MollieO Mon 13-Jul-09 23:28:10

When ds was younger I used to wake up in the middle of the night every night thinking I had smothered him in my bed. H

e was always either in his crib next to my bed or, when he was older, in his cot in his bedroom. I had to get up, put the light on and physically check, actually getting out of bed even though I could see the crib and ds from my bed. Every single night for about the 18 months. I would always wake up sobbing and it took ages to get back to sleep, if I actually managed to which often I didn't.
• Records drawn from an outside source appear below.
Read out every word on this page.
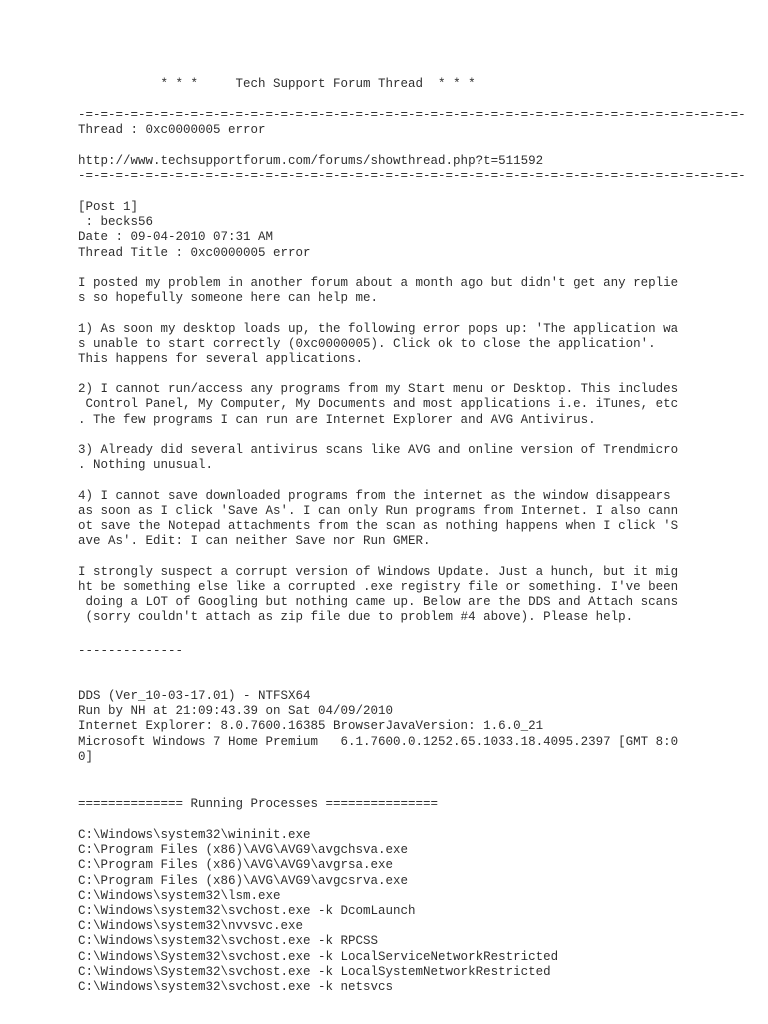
* * *     Tech Support Forum Thread  * * *
-=-=-=-=-=-=-=-=-=-=-=-=-=-=-=-=-=-=-=-=-=-=-=-=-=-=-=-=-=-=-=-=-=-=-=-=-=-=-=-=-=-=-=-=-
Thread : 0xc0000005 error
http://www.techsupportforum.com/forums/showthread.php?t=511592
-=-=-=-=-=-=-=-=-=-=-=-=-=-=-=-=-=-=-=-=-=-=-=-=-=-=-=-=-=-=-=-=-=-=-=-=-=-=-=-=-=-=-=-=-
[Post 1]
: becks56
Date : 09-04-2010 07:31 AM
Thread Title : 0xc0000005 error
I posted my problem in another forum about a month ago but didn't get any replie
s so hopefully someone here can help me.
1) As soon my desktop loads up, the following error pops up: 'The application wa
s unable to start correctly (0xc0000005). Click ok to close the application'.
This happens for several applications.
2) I cannot run/access any programs from my Start menu or Desktop. This includes
Control Panel, My Computer, My Documents and most applications i.e. iTunes, etc
. The few programs I can run are Internet Explorer and AVG Antivirus.
3) Already did several antivirus scans like AVG and online version of Trendmicro
. Nothing unusual.
4) I cannot save downloaded programs from the internet as the window disappears
as soon as I click 'Save As'. I can only Run programs from Internet. I also cann
ot save the Notepad attachments from the scan as nothing happens when I click 'S
ave As'. Edit: I can neither Save nor Run GMER.
I strongly suspect a corrupt version of Windows Update. Just a hunch, but it mig
ht be something else like a corrupted .exe registry file or something. I've been
doing a LOT of Googling but nothing came up. Below are the DDS and Attach scans
(sorry couldn't attach as zip file due to problem #4 above). Please help.
--------------
DDS (Ver_10-03-17.01) - NTFSX64
Run by NH at 21:09:43.39 on Sat 04/09/2010
Internet Explorer: 8.0.7600.16385 BrowserJavaVersion: 1.6.0_21
Microsoft Windows 7 Home Premium   6.1.7600.0.1252.65.1033.18.4095.2397 [GMT 8:0
0]
============== Running Processes ===============
C:\Windows\system32\wininit.exe
C:\Program Files (x86)\AVG\AVG9\avgchsva.exe
C:\Program Files (x86)\AVG\AVG9\avgrsa.exe
C:\Program Files (x86)\AVG\AVG9\avgcsrva.exe
C:\Windows\system32\lsm.exe
C:\Windows\system32\svchost.exe -k DcomLaunch
C:\Windows\system32\nvvsvc.exe
C:\Windows\system32\svchost.exe -k RPCSS
C:\Windows\System32\svchost.exe -k LocalServiceNetworkRestricted
C:\Windows\System32\svchost.exe -k LocalSystemNetworkRestricted
C:\Windows\system32\svchost.exe -k netsvcs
treedelivery Tue 14-Jul-09 00:02:16

Sounds awful MollieO sad

I bet there is nothing any one has had alone. I bet no matter what was posted, someone somewhere would have same/similar experience.

Joy of t'interweb, we can share now, and not feel so alone with this stuff.

Great thread feckedupintheheadmummy - turns out we all are we are standard issue knackered mums.

Thanks for starting it, I know it's not why you started the thread, but I feel better! smile

MissSunny Tue 14-Jul-09 00:08:43

Message withdrawn

pjmama Tue 14-Jul-09 09:14:25

I have this kind of thing when I'm awake, its really disturbing but you can't really talk about it can you? We'll be out and about doing normal things like crossing the road and I'll suddenly get a flash of dc being hit by a car, or they'll be waving out of the window and I'll see one of them falling out. Just for a second and then I shake myself out of it. It's upsetting though, I don't know where it comes from. I just assume I'm overprotective and probably a bit paranoid!